Sensitivity analyses

A set of sensitivity analyses were conducted. First, analyses were restricted to children of European ancestry (90%). Second, models were run again without adjustment for child zBMI. The difference in the effect size among main models and alternative models was calculated as (effect size main model − effect size alternative model)/effect size main model × 100. Third, top hit associations were run by cohort and combined through fixed- and random-effects inverse variance weighted meta-analyses using the meta v4.16-1 R package111, and forest-plots were visually inspected. I2 was used to evaluate heterogeneity in the results across cohorts. Fourth, we performed multi-exposure linear models by period for those omics features associated with more than one exposure, when these exposures had a correlation <0.8 and belonged to different exposure families (except individual exposures that belonged to diet, metals or parabens that we considered as separate groups).

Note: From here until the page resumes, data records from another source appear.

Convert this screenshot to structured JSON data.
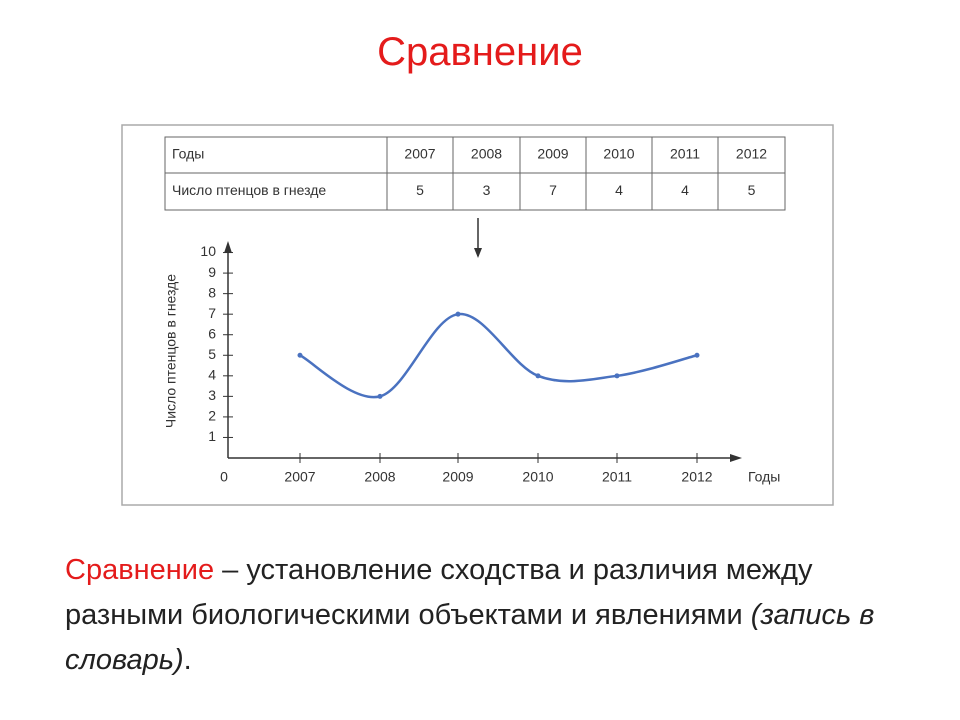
{
  "title": "Сравнение",
  "table": {
    "rows": [
      [
        "Годы",
        "2007",
        "2008",
        "2009",
        "2010",
        "2011",
        "2012"
      ],
      [
        "Число птенцов в гнезде",
        "5",
        "3",
        "7",
        "4",
        "4",
        "5"
      ]
    ]
  },
  "chart_data": {
    "type": "line",
    "x_label": "Годы",
    "y_label": "Число птенцов в гнезде",
    "categories": [
      "2007",
      "2008",
      "2009",
      "2010",
      "2011",
      "2012"
    ],
    "values": [
      5,
      3,
      7,
      4,
      4,
      5
    ],
    "color": "#4a72c0",
    "ylim": [
      0,
      11
    ],
    "yticks": [
      0,
      1,
      2,
      3,
      4,
      5,
      6,
      7,
      8,
      9,
      10
    ]
  },
  "definition": {
    "term": "Сравнение",
    "text": "– установление сходства и различия между разными биологическими объектами и явлениями",
    "note": "(запись в словарь)",
    "end": "."
  }
}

Exposure-omics network analyses

We conducted network analyses using the list of ExWAS associations passing multiple testing correction (1170). We built a network for each exposure period (period-specific), and each network contained all the molecular layers (multi-omics). Molecular features and exposures were considered as the nodes of the network and the edges represented omics-exposure associations (based on the ExWAS results). Networks visualization was carried out using Cytoscape 3.6.1 ( and were automatically arranged using the Cytoscape force-directed layout which aims to highlight the underlying topology of the graph112. The association effect size was set as the numeric edge column to use as a weight for the length of the edges. In order to find densely connected regions in the network, clustering of the childhood network was done based on Community Clustering (GLay) using clusterMaker2 v2.028,29.

Comparison with literature

Molecular features of significant associations were checked against previous literature findings based on existing databases reporting associated exposures or traits: the EWAS Catalogue (, the EWAS Atlas ( and the Exposome Explorer database (,36. More details can be found in Supplementary Information and Supplementary Data 1J.

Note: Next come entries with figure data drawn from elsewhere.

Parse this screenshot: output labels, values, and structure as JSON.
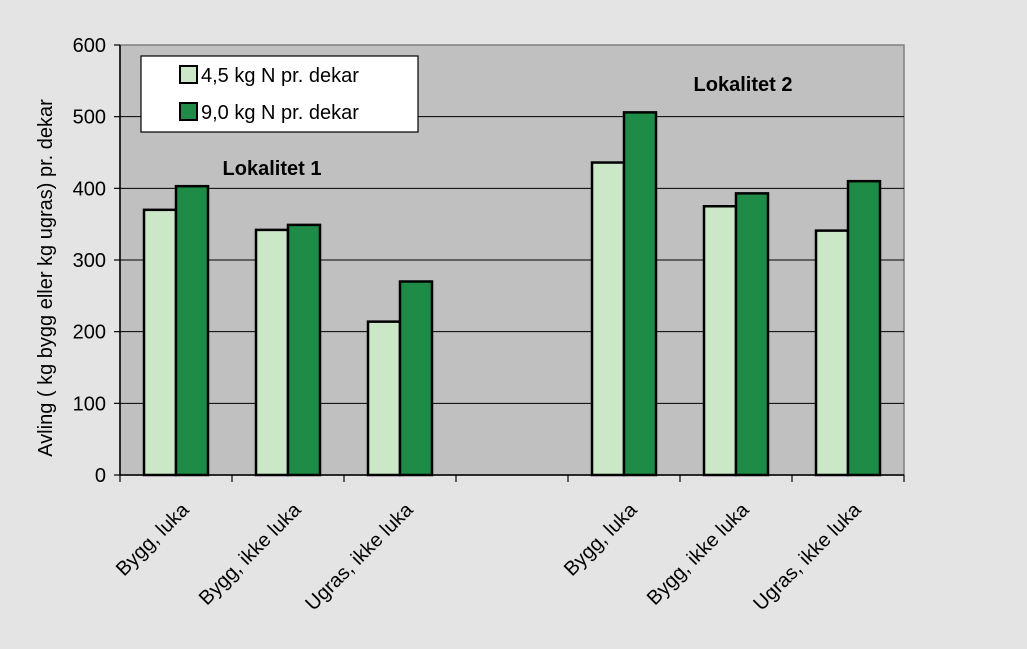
{
  "chart_data": {
    "type": "bar",
    "title": "",
    "xlabel": "",
    "ylabel": "Avling ( kg bygg eller kg ugras) pr. dekar",
    "ylim": [
      0,
      600
    ],
    "yticks": [
      0,
      100,
      200,
      300,
      400,
      500,
      600
    ],
    "grid": true,
    "legend_placement": "top-left",
    "categories": [
      "Bygg, luka",
      "Bygg, ikke luka",
      "Ugras, ikke luka",
      "",
      "Bygg, luka",
      "Bygg, ikke luka",
      "Ugras, ikke luka"
    ],
    "series": [
      {
        "name": "4,5 kg N pr. dekar",
        "color": "#cce6c8",
        "values": [
          370,
          342,
          214,
          null,
          436,
          375,
          341
        ]
      },
      {
        "name": "9,0 kg N pr. dekar",
        "color": "#1e8c46",
        "values": [
          403,
          349,
          270,
          null,
          506,
          393,
          410
        ]
      }
    ],
    "annotations": [
      {
        "text": "Lokalitet 1"
      },
      {
        "text": "Lokalitet 2"
      }
    ],
    "colors": {
      "plot_background": "#c0c0c0",
      "page_background": "#e4e4e4"
    }
  }
}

Functional enrichment analyses

Functional enrichment analyses were restricted to molecular layers with features which could be easily annotated at the gene level: DNA methylation, gene and miRNA expression, and proteins. For exposures with at least one significant association, we retrieved all molecular features associated at p value <1E-03. Then, we annotated these molecular features to genes as described in Supplementary Information, and obtained a unique list of “dysregulated” genes by combining genes detected in any of the molecular layers. ClusterProfiler v3.8.0 R package113 was used to check whether this list of genes was enriched for gene-sets (Gene Ontology (GO) Biological Processes terms, KEGG, Molecular Signatures Database—C2 curated gene sets), diseases (DisGeNET), and transcription factor and miRNA binding motifs (Molecular Signatures Database—C3 motifs and transcription factors motifs). Multiple-testing was corrected with the FDR–BN method within each exposure and only gene sets with >3 genes are reported.

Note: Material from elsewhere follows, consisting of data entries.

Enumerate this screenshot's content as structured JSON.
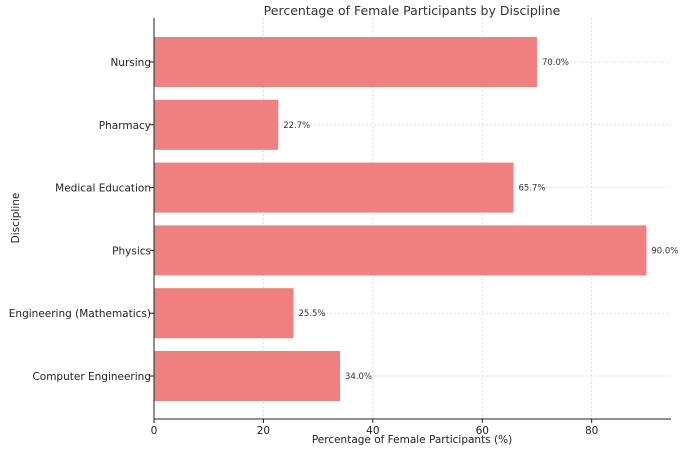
{
  "chart_data": {
    "type": "bar",
    "orientation": "horizontal",
    "title": "Percentage of Female Participants by Discipline",
    "xlabel": "Percentage of Female Participants (%)",
    "ylabel": "Discipline",
    "categories": [
      "Computer Engineering",
      "Engineering (Mathematics)",
      "Physics",
      "Medical Education",
      "Pharmacy",
      "Nursing"
    ],
    "values": [
      34.0,
      25.5,
      90.0,
      65.7,
      22.7,
      70.0
    ],
    "data_labels": [
      "34.0%",
      "25.5%",
      "90.0%",
      "65.7%",
      "22.7%",
      "70.0%"
    ],
    "xlim": [
      0,
      94.5
    ],
    "xticks": [
      0,
      20,
      40,
      60,
      80
    ],
    "grid": true,
    "bar_color": "#f08080"
  }
}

Expression quantitative trait methylation (eQTMs) and miRNA gene target prediction

To identify experimentally validated target genes for miRNAs we used miRwalk v350. Expression quantitative trait methylations in cis (cis-eQTMs) were identified using HELIX data. First, we paired each transcript cluster (TC) to all CpGs closer than 500 kb from its transcription start site (TSS), and then, for each CpG-TC pair we fitted a linear regression model between gene expression and methylation levels adjusted for age, sex and cohort. More details on the analyses and the multiple-testing correction can be found in Supplementary Information and elsewhere114.

Reporting summary

Further information on research design is available in the Nature Research Reporting Summary linked to this article.